NEWARK, NJ — More than 100 people outraged by the grand jury decision not to indict the officers in Louisville, Kentucky who shot 26-year-old Breonna Taylor convened at Essex County courthouse on Thursday for a rally, where organizers and officials pushed next steps for the fight against police brutality in their corner of the ring.
Larry Hamm, Newark’s most prominent organizer and founder of People’s Organization for Progress, who co-organized the rally with Young Professionals for Justice, had choice words for Kentucky Attorney General Daniel Cameron, whom he felt was responsible for the grand jury’s failure to indict the three officers involved in a botched raid on Taylor’s home in March.
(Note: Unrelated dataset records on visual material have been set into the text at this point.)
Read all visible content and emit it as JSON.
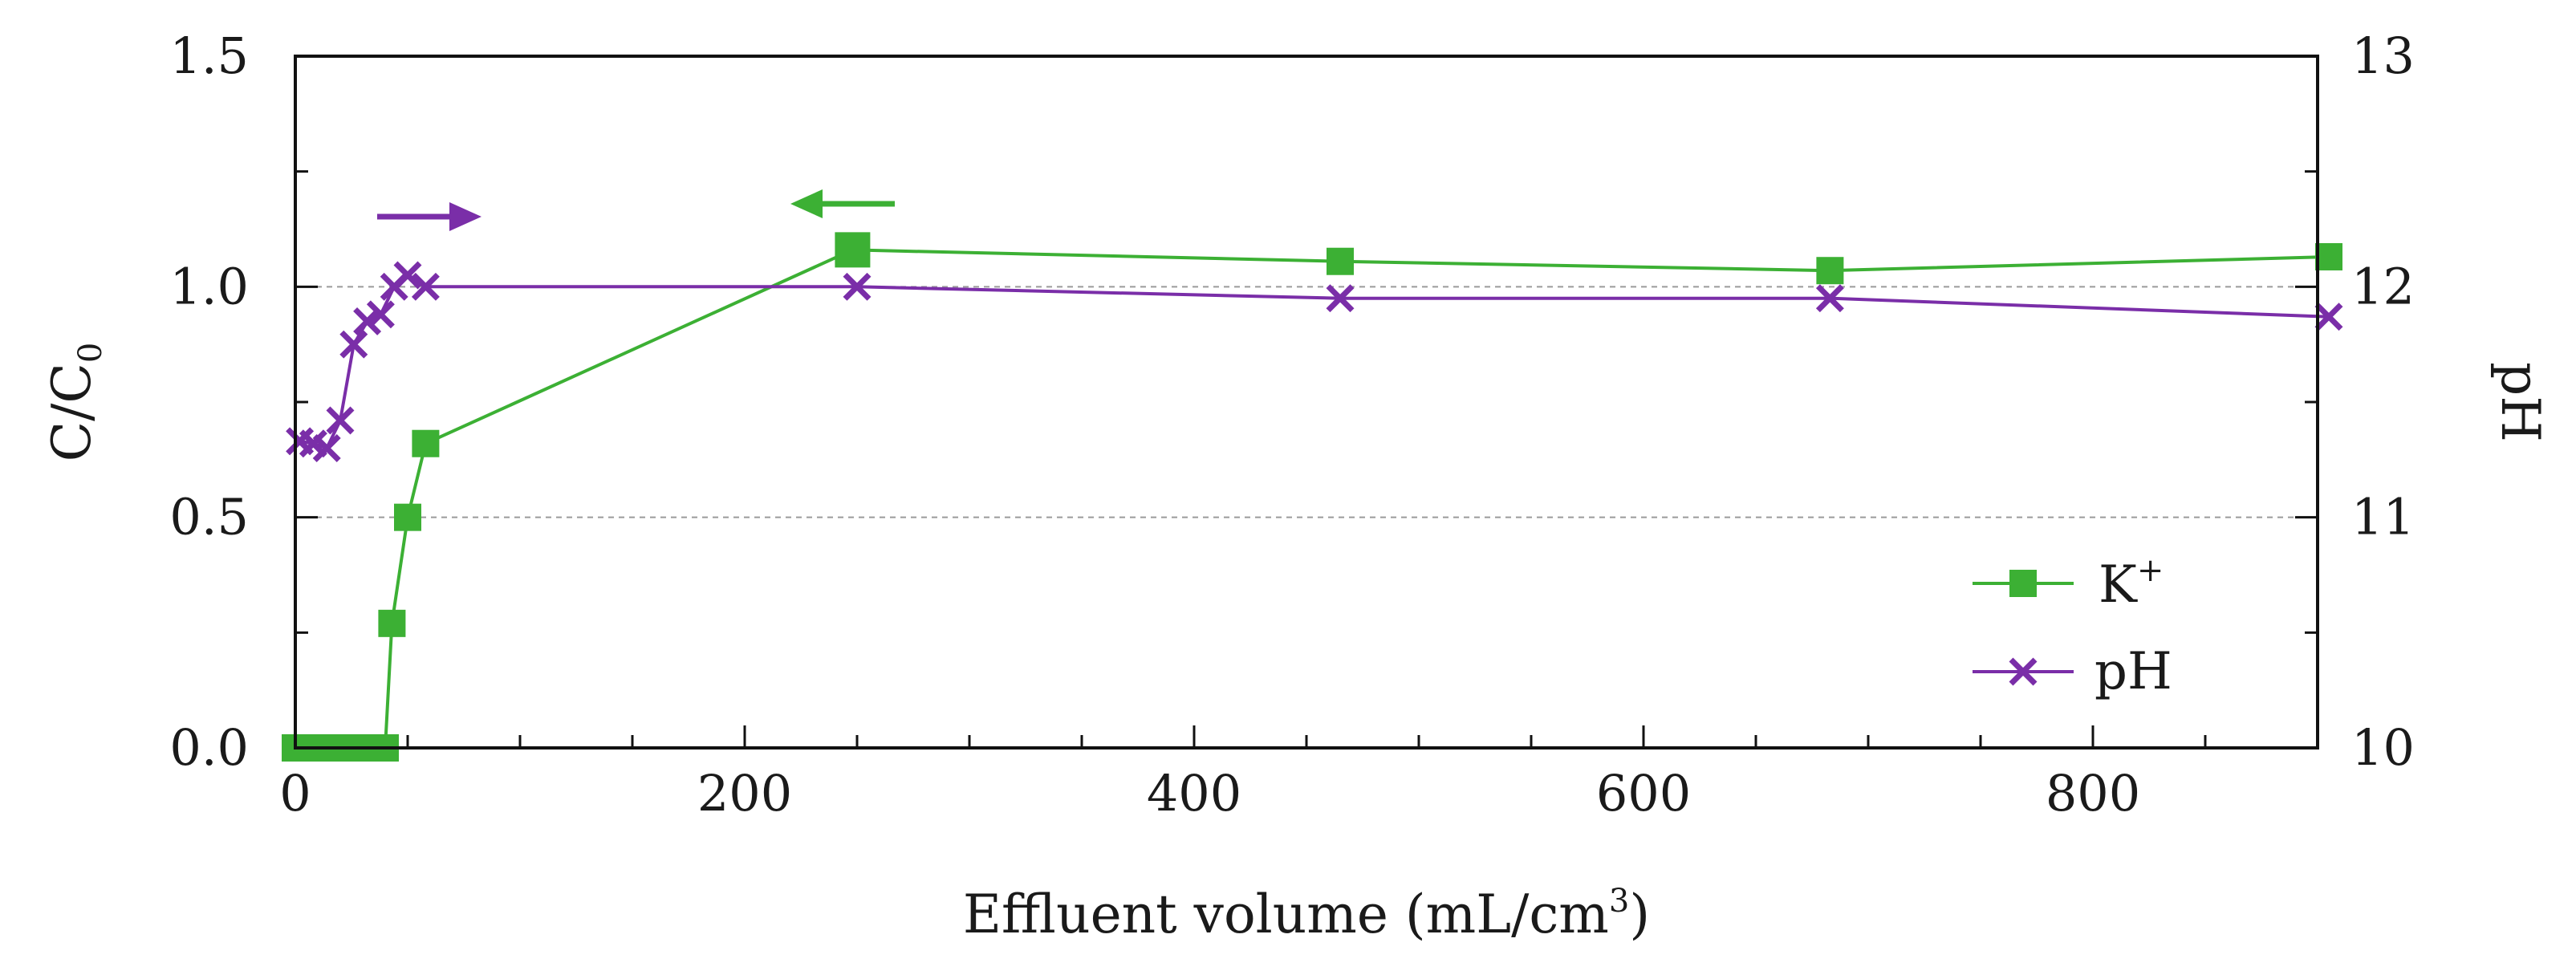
{
  "chart_data": {
    "type": "line",
    "title": "",
    "xlabel": "Effluent volume (mL/cm",
    "xlabel_superscript": "3",
    "xlabel_suffix": ")",
    "ylabel_left": "C/C",
    "ylabel_left_subscript": "0",
    "ylabel_right": "pH",
    "xlim": [
      0,
      900
    ],
    "ylim_left": [
      0,
      1.5
    ],
    "ylim_right": [
      10,
      13
    ],
    "x_ticks": [
      0,
      200,
      400,
      600,
      800
    ],
    "x_tick_labels": [
      "0",
      "200",
      "400",
      "600",
      "800"
    ],
    "y_left_ticks": [
      0,
      0.5,
      1.0,
      1.5
    ],
    "y_left_tick_labels": [
      "0.0",
      "0.5",
      "1.0",
      "1.5"
    ],
    "y_right_ticks": [
      10,
      11,
      12,
      13
    ],
    "y_right_tick_labels": [
      "10",
      "11",
      "12",
      "13"
    ],
    "gridlines_y_left": [
      0.5,
      1.0
    ],
    "series": [
      {
        "name": "K+",
        "legend_label": "K",
        "legend_superscript": "+",
        "axis": "left",
        "color": "#3cb034",
        "marker": "square",
        "x": [
          0,
          5,
          10,
          15,
          20,
          25,
          30,
          35,
          40,
          43,
          50,
          58,
          248,
          465,
          683,
          905
        ],
        "y": [
          0,
          0,
          0,
          0,
          0,
          0,
          0,
          0,
          0,
          0.27,
          0.5,
          0.66,
          1.08,
          1.055,
          1.035,
          1.065
        ]
      },
      {
        "name": "pH",
        "legend_label": "pH",
        "axis": "right",
        "color": "#7a2ea8",
        "marker": "x",
        "x": [
          2,
          8,
          14,
          20,
          26,
          32,
          38,
          44,
          50,
          58,
          250,
          465,
          683,
          905
        ],
        "y": [
          11.33,
          11.32,
          11.3,
          11.42,
          11.75,
          11.85,
          11.88,
          12.0,
          12.05,
          12.0,
          12.0,
          11.95,
          11.95,
          11.87
        ]
      }
    ],
    "annotations": [
      {
        "type": "arrow",
        "direction": "right",
        "meaning": "pH series uses right axis",
        "color": "#7a2ea8"
      },
      {
        "type": "arrow",
        "direction": "left",
        "meaning": "K+ series uses left axis",
        "color": "#3cb034"
      }
    ],
    "legend_position": "bottom-right"
  }
}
Cries of “Down with Daniel Cameron!” were followed by scathing criticisms in what Hamm says should have been an easy case for Cameron to secure indictments.
“Let me tell you something, every lawyer knows that if an attorney general, if a district attorney, if a county prosecutor wants an indictment of a ham sandwich, they can get a grand jury to indict a ham sandwich,” he said. “The failure of the grand jury to bring back indictments of those officers that shot and killed Breonna Taylor in her bed must be put squarely at the feet of the Kentucky Attorney General, Daniel Cameron. He should resign immediately.”
Taylor’s case and name have become ingrained in the ongoing civil uprising against police brutality sparked by the death of George Floyd in May. Plainclothes officers kicked in the door of Taylor’s apartment under a no-knock warrant in the middle of the night in March, prior to the widespread unrest.
Believing the officers were Taylor’s ex-boyfriend forcing his way in, Taylor’s boyfriend fired once at the officers with a registered weapon, to which officers responded with more than 30 shots, striking Taylor six times and killing her in her bed.
A detailed report from the New York Times unveiled the deeper complexities of how and why police ended up at Taylor’s door, which stemmed from her ex-boyfriend’s criminal history. Taylor was never the target of an inquiry, nor did she have a criminal record.
A grand jury was tasked with deciding whether evidence sufficed to charge the officers with her death, but found their use of force was acceptable because they had been fired upon first. One officer, whose bullets did not strike Taylor, was charged with reckless endangerment for firing into Taylor’s neighbor’s apartment.
The United States Justice Department is reviewing the case, but Hamm told those present in Newark on Thursday not to expect it to return indictments, either. Cameron read the grand jury decision yesterday, setting off angry protests in the streets of Louisville that resulted in two officers shot non fatally by a civilian.
Protests in cities across the country have returned to the streets, with 2,000 people flooding the streets of New York City. In Newark, Mayor Ras Baraka, who’s leading the charge alongside Assemblywoman Angela McKnight for official civilian oversight of police misconduct in New Jersey, encouraged protesters to channel their anger into action.
“It’s proven that our anger is not enough. In the middle of all that’s going on nationally, they’re still killing people, there’s still no indictments,” he said. “We have to become more calculated in what we’re doing. We have to continue to march, we have to continue to protest.”
Baraka pushed for support of McKnight’s Civilian Complaint Review Board bill (A4656/S2963), which now includes language establishing subpoena power and concurrent investigatory power for review boards as a result of Newark and the Essex County delegation. Another bill that requires police and firefighters to live in the municipalities that they serve is also up for consideration in the legislature.
He also called for an end to qualified immunity in New Jersey, under which police civil suits so long as they did not violate any “clearly established” law.
“Even when we get all of that, it won’t be enough. Even when we get a civilian review board, even when we get residency requirements even when we get rid of qualified immunity, it won’t be enough,” he said. “But that’s not an excuse for us not to fight for us. These are steps to get us where we need to be.”